What makes chains growing?

Typically a chain is being created when ever thy system makes a snapshot. Creating snapshot will make the current CHD file readonly, therefore an empty VHD file is being created which holds all the changes since the snapshot – This is often referred to the leaf.

In a XenClient world, there are several situations when a snapshots is being created.  By default when ever you download an Image from the Synrhonizer, the first thing XenClient is doing after installing the image is to create a snapshot.

If you use dynamic image mode, you can layer the image, which creates a golden image and referenced differential files (compressed block level diff VHD’s), which are perfect for:

  • Saving bandwidth and storage
  • Maintaining multiple versions – You, can switch between them by just selecting a different version of a image

When ever a backup is being made, XenClient will snapshot the current leaf, create an empty one and upload the old (readonly) leaf to the synchronizer. After the the backup has been completed the VHD chain will be “merged” during a housekeeping task. This is called coalesce and will run with low priority in the background.

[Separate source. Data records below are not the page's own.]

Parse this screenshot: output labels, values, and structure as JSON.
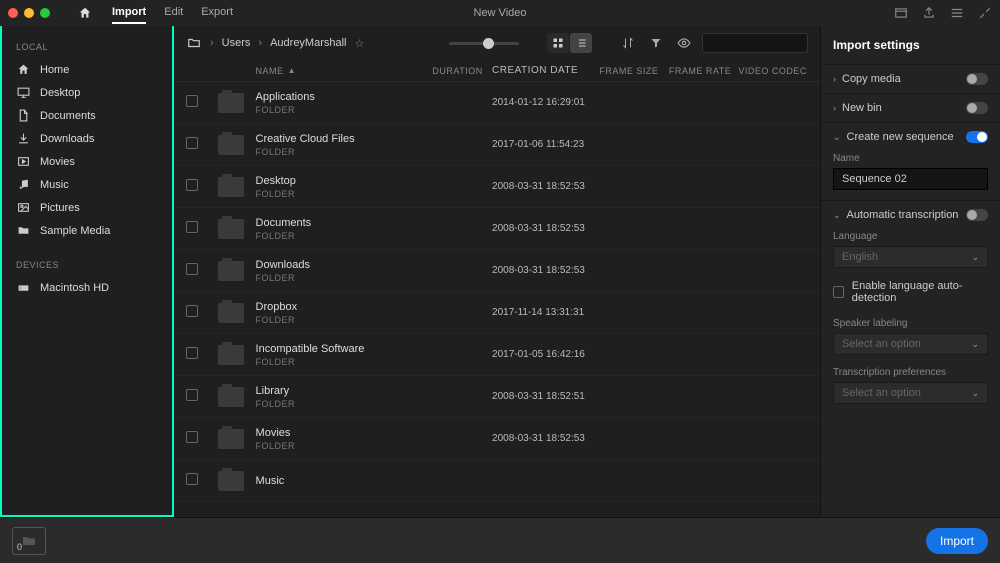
{
  "window_title": "New Video",
  "tabs": {
    "import": "Import",
    "edit": "Edit",
    "export": "Export"
  },
  "sidebar": {
    "local_header": "LOCAL",
    "devices_header": "DEVICES",
    "local": [
      {
        "icon": "home",
        "label": "Home"
      },
      {
        "icon": "monitor",
        "label": "Desktop"
      },
      {
        "icon": "doc",
        "label": "Documents"
      },
      {
        "icon": "download",
        "label": "Downloads"
      },
      {
        "icon": "film",
        "label": "Movies"
      },
      {
        "icon": "music",
        "label": "Music"
      },
      {
        "icon": "image",
        "label": "Pictures"
      },
      {
        "icon": "folder",
        "label": "Sample Media"
      }
    ],
    "devices": [
      {
        "icon": "drive",
        "label": "Macintosh HD"
      }
    ]
  },
  "breadcrumb": [
    "Users",
    "AudreyMarshall"
  ],
  "columns": {
    "name": "NAME",
    "duration": "DURATION",
    "creation": "CREATION DATE",
    "framesize": "FRAME SIZE",
    "framerate": "FRAME RATE",
    "codec": "VIDEO CODEC"
  },
  "rows": [
    {
      "name": "Applications",
      "type": "FOLDER",
      "date": "2014-01-12 16:29:01"
    },
    {
      "name": "Creative Cloud Files",
      "type": "FOLDER",
      "date": "2017-01-06 11:54:23"
    },
    {
      "name": "Desktop",
      "type": "FOLDER",
      "date": "2008-03-31 18:52:53"
    },
    {
      "name": "Documents",
      "type": "FOLDER",
      "date": "2008-03-31 18:52:53"
    },
    {
      "name": "Downloads",
      "type": "FOLDER",
      "date": "2008-03-31 18:52:53"
    },
    {
      "name": "Dropbox",
      "type": "FOLDER",
      "date": "2017-11-14 13:31:31"
    },
    {
      "name": "Incompatible Software",
      "type": "FOLDER",
      "date": "2017-01-05 16:42:16"
    },
    {
      "name": "Library",
      "type": "FOLDER",
      "date": "2008-03-31 18:52:51"
    },
    {
      "name": "Movies",
      "type": "FOLDER",
      "date": "2008-03-31 18:52:53"
    },
    {
      "name": "Music",
      "type": "",
      "date": ""
    }
  ],
  "rightpanel": {
    "title": "Import settings",
    "copy_media": "Copy media",
    "new_bin": "New bin",
    "create_seq": "Create new sequence",
    "name_label": "Name",
    "name_value": "Sequence 02",
    "auto_trans": "Automatic transcription",
    "language_label": "Language",
    "language_value": "English",
    "autodetect": "Enable language auto-detection",
    "speaker_label": "Speaker labeling",
    "speaker_value": "Select an option",
    "transpref_label": "Transcription preferences",
    "transpref_value": "Select an option"
  },
  "bottombar": {
    "count": "0",
    "import_btn": "Import"
  }
}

No worries, if the user is shuting down XenClient the houskeeping will be continued on the next run until the processing has been completed. However if it doesn’t complete until the next backup schedule is hit, the chain grows again…

I want to control the VHD coalesce process

Sometimes, you might wish to get control over these processes. Guess what, with many things in XenClient this is possible you jus need to get to the terminal.

In order to have something to show, I’ll create a manual backup of m VM.

As you can see on the following scan, the same VHD chain we looked before know has four VHD0s opposed to three.

The command to user for controlling the coalesce process is bed-coalasce – You can check which chains are being queued for coalescing  using the parameter targets, you can stop using the parameter cancel, or activate a cancelled job using the parameter activate or just monitor the status with the parameter monitor.

You can safely the ruby erro message and monitoring might not be accurate, but you’ll get the message coalesce completed after the job has finished.

What else can I do with these chains

To be frankly honest in a managed environment (using Synchronizer) not much without breaking the system.

If you consider the Dynamic Image Mode each version will add a vhd to the chain and we only can switch between versions if these layers are untouched. Using the “raw” vhd-util would allow you to to coalesce any chain on vhd level, but the backend wouldn’t be aware of the chances and the VM would brake.

I’v planned to add a share some  stuff around manipulating vhd’s in a unmanaged environment in a future blog of the XenClient Best Practices Series.